Realidades

 

Añoraba aquellos domingos invernales. El sol entibiaba las calles descuidadas de una Buenos Aires por naturaleza gris.

Un conjunto de muchachas cantarinas recorríamos senderos interiores con mayor rapidez que nuestros pies kilómetros de asfalto.

De tanto en tanto, nos parábamos en una esquina cualquiera y desechábamos ocurrencias arrojadas al aire. La risa espontánea destruía asomos de dudas.
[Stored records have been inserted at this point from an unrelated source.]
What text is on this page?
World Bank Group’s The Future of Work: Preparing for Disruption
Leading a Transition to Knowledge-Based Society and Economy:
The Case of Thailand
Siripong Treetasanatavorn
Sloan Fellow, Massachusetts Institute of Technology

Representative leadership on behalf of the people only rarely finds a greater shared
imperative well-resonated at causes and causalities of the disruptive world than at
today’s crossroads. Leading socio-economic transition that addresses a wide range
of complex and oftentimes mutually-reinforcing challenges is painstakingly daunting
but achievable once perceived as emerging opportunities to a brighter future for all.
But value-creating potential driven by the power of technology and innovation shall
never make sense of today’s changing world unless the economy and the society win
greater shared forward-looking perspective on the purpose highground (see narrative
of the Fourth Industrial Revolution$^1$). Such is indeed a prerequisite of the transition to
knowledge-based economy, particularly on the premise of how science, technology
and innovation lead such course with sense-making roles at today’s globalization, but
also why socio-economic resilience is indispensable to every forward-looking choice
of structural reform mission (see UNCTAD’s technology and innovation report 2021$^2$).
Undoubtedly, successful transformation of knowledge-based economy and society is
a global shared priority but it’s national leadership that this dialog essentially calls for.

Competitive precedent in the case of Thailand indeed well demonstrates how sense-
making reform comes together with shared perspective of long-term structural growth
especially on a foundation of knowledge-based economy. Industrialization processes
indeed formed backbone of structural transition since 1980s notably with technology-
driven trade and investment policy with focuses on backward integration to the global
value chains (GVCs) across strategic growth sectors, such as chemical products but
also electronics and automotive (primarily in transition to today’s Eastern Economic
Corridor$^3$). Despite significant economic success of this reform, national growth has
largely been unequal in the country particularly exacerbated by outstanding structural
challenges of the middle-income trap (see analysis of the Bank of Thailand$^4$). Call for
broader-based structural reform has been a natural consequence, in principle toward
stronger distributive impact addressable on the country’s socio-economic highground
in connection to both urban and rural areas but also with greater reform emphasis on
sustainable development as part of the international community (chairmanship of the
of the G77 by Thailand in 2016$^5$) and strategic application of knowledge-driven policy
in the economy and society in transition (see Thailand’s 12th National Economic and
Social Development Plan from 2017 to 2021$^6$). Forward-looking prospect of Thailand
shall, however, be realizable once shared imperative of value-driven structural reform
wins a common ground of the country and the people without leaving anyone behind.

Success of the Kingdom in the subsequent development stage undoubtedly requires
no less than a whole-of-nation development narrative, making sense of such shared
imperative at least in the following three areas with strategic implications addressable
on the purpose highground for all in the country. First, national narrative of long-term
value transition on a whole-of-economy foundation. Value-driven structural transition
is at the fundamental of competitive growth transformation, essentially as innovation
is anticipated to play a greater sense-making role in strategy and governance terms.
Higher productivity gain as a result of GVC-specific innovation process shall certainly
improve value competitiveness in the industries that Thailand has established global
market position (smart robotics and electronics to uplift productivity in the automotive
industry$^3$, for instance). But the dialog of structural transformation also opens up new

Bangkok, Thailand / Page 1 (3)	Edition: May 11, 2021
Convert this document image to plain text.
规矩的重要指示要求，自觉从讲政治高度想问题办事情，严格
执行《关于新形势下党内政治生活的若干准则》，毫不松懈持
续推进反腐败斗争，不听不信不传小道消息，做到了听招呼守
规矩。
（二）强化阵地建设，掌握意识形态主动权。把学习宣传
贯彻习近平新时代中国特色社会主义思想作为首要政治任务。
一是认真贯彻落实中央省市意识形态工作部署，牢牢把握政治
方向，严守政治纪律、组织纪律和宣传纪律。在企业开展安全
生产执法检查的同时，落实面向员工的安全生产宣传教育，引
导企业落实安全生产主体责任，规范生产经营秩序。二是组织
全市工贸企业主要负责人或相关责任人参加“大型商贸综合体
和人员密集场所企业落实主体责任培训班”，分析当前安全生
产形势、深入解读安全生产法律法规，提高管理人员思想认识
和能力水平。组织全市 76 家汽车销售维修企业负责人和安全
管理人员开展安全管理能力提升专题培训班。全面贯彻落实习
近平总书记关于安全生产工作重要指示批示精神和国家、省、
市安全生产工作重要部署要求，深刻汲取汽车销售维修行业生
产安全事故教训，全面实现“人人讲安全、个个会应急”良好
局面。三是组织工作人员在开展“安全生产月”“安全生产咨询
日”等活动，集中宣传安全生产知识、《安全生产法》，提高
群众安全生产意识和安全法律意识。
La carcajada perdonaba desaires; lejanos los días del mañana.

Buenos Aires nos abarcaba, nos llevaba gozosas por avenidas anchas que circundaban palacios imitadores, a sabiendas, de arquitecturas parisinas; espacios compartidos con altas torres edilicias también heredadas de otros lares.

El atardecer pintaba luces de fuego en las plazas y parques; relumbraba sobre los álamos, plátanos, jacarandás; desbordaban calles.

La noche temprana nos devolvía a los suburbios. Regresábamos al encuentro de lo poco o mucho  que nos pertenecía, la realidad a veces querible del hogar; en la mayoría de los casos, al refugio impuesto por las circunstancias personales.  A lo único nuestro, concreto.

Los sueños nos sostendrían hasta el próximo encuentro.